Andrea Skinner has tendered her resignation as interim chair of the Hockey Canada Board of Directors.
The embattled national sports organization Saturday night confirmed Skinner’s intention to step down as both chairman and board member. Her upcoming departure from Hockey Canada comes after additional corporate sponsors and provincial organizations withdrew their support from the national body.
Skinner joined the Hockey Canada Board of Directors as a volunteer in November 2020. She took on the role of interim chair in August after Michael Brind’Amour resigned from that role following widespread criticism for his handling of allegations of a gang rape involving the men’s junior national team in 2018.
“I am grateful to the members of Hockey Canada for electing me to the board and giving me the opportunity to make positive change for our game and for Hockey Canada,” Skinner said in a statement released by the organization on Saturday .
Hockey Canada has come under fire since May when it emerged that a woman alleged in a $3.55 million lawsuit that she was subsequently sexually assaulted by eight players, including members of the men’s junior team , an undisclosed severance payment was made at a 2018 gala in London, Ontario.
Allegations of sexual assault by gangs involving the 2003 junior world team surfaced in July.
None of the allegations were proven in court.
When government officials and the media investigated Hockey Canada’s handling of the 2018 allegations, it emerged that the governing body had maintained two separate funds to pay for sexual assault settlements.

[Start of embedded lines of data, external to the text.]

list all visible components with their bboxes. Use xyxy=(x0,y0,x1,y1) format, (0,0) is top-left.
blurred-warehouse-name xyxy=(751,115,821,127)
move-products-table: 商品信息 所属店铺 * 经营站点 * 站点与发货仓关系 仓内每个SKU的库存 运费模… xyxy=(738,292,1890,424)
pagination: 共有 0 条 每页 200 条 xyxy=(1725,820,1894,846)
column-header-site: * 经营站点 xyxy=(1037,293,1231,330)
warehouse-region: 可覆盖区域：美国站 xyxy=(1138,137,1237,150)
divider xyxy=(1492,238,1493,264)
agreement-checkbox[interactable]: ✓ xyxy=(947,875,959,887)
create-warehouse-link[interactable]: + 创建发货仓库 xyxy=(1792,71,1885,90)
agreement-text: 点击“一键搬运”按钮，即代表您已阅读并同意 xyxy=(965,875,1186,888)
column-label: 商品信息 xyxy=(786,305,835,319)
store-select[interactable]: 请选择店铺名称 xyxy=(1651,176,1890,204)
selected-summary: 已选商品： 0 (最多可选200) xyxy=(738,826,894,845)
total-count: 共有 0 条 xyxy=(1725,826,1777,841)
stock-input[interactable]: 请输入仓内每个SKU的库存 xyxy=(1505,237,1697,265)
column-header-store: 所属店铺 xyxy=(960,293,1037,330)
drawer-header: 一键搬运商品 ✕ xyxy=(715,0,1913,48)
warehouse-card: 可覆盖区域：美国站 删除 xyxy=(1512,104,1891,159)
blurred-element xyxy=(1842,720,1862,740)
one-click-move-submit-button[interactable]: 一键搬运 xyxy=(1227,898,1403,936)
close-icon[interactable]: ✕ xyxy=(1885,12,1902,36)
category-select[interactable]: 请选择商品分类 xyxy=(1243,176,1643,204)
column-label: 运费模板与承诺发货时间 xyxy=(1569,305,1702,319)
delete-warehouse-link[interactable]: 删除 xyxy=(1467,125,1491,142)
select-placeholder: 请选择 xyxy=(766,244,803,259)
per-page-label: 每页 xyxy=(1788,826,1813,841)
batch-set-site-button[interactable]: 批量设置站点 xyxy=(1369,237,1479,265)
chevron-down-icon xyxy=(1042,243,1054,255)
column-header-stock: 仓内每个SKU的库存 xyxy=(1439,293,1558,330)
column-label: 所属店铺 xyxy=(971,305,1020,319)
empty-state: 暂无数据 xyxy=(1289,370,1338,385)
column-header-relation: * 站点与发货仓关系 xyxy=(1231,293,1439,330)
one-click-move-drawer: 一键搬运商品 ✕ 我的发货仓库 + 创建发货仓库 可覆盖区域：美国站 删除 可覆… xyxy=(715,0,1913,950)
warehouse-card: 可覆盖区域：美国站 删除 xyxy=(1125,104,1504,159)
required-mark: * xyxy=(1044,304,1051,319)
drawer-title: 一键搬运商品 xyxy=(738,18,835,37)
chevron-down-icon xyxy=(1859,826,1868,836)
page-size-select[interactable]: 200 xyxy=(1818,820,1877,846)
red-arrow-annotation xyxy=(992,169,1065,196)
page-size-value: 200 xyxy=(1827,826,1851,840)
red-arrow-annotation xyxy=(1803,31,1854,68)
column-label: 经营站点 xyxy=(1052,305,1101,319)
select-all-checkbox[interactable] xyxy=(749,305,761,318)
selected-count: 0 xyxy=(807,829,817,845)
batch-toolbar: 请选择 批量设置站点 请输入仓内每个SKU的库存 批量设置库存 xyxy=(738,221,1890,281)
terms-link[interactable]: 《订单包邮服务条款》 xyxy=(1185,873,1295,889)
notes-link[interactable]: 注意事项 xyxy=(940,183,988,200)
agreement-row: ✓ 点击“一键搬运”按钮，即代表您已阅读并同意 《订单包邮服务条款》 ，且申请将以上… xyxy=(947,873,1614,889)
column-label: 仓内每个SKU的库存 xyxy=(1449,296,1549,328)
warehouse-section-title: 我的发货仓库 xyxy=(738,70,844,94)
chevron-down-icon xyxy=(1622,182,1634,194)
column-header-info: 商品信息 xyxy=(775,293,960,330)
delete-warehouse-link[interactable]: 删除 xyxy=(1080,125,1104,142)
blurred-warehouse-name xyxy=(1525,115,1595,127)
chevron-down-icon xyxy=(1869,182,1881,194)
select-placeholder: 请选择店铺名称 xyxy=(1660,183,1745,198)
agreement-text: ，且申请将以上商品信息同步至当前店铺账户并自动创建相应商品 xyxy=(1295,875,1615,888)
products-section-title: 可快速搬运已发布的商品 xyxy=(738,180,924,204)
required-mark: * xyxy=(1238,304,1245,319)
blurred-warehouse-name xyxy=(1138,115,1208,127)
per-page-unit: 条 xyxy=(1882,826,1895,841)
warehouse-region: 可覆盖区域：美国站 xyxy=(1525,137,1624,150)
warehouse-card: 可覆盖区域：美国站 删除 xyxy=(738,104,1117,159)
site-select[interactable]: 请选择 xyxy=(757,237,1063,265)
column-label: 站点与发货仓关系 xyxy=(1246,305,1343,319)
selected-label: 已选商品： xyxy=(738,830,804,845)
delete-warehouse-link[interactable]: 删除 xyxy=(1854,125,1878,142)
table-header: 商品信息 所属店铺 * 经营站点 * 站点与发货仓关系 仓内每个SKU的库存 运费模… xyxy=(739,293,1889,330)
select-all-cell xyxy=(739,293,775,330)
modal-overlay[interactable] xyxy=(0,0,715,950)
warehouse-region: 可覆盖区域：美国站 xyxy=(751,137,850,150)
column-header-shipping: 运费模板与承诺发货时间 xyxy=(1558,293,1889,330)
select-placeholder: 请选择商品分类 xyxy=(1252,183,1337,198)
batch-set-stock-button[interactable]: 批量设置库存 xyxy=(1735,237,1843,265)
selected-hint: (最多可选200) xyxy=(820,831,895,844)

The registration fees for players – mainly from children – were the source of the two funds.
The federal government suspended its funding of Hockey Canada following the allegations, and several of its biggest sponsors suspended or ended their relationship with the national sports governing body.
Skinner vigorously defended Hockey Canada executives earlier this week when she appeared alongside Brind’Amour via video before Members of Parliament at a Canadian Heritage Standing Committee meeting in Ottawa.
She insisted hockey should not be made a “scapegoat” or “centerpiece” for a toxic culture that exists elsewhere in society, citing politicians accused of sexual misconduct during Tuesday’s hearing.
Following this hearing, the provincial amateur hockey associations began withholding their player dues from Hockey Canada.
Hockey NL was the last provincial authority to withhold its fees.
That organization said in a statement posted to its website on Friday that it will not submit its $3-per-player entry fee to Hockey Canada while the national governing body undergoes an independent review.
Hockey New Brunswick also said Friday it would withhold the charges after similar steps were taken by provincial hockey associations in Quebec, Ontario and Nova Scotia.
“Having thought about it, it is clear to me from recent events that there is no longer any point in me continuing to volunteer my time as interim chair or as director of the organization,” Skinner wrote in Saturday’s statement.
Skinner, a Toronto attorney, said she was “gratified” for the opportunity to work with people at the organization “despite recent challenges.”
“I truly appreciate the support I’ve received from many Canadians, especially women, who also strive to make a positive impact on the game and the sport,” Skinner said.
At Tuesday’s parliamentary committee meeting, Skinner and Brind’Amour were asked why Hockey Canada President and Chief Executive Officer Scott Smith had not been fired.
“Frankly, our board does not share the view that senior executives should be replaced on the basis of what we believe to be significant misinformation and overly cynical attacks,” Skinner had said.
Canada’s Sports Minister Pascale St-Onge, Prime Minister Justin Trudeau and Victims’ Rights Advocate Sheldon Kennedy have said that to allow for a culture shift in the organization and regain public trust, Hockey Canada’s current leadership must resign.
Trudeau suggested Thursday that a new national hockey governing body may need to be created to replace Hockey Canada.
“There has to be an overall shift, they have to do it, they have to realize that if we have to start an organization — get rid of Hockey Canada — and instead start an organization called Canada Hockey, people are going to take care of it,” Trudeau said reporters in Ottawa.
“There is a lack of understanding that they have lost the trust of Canadians. The sooner they get there, the better it will be for everyone.”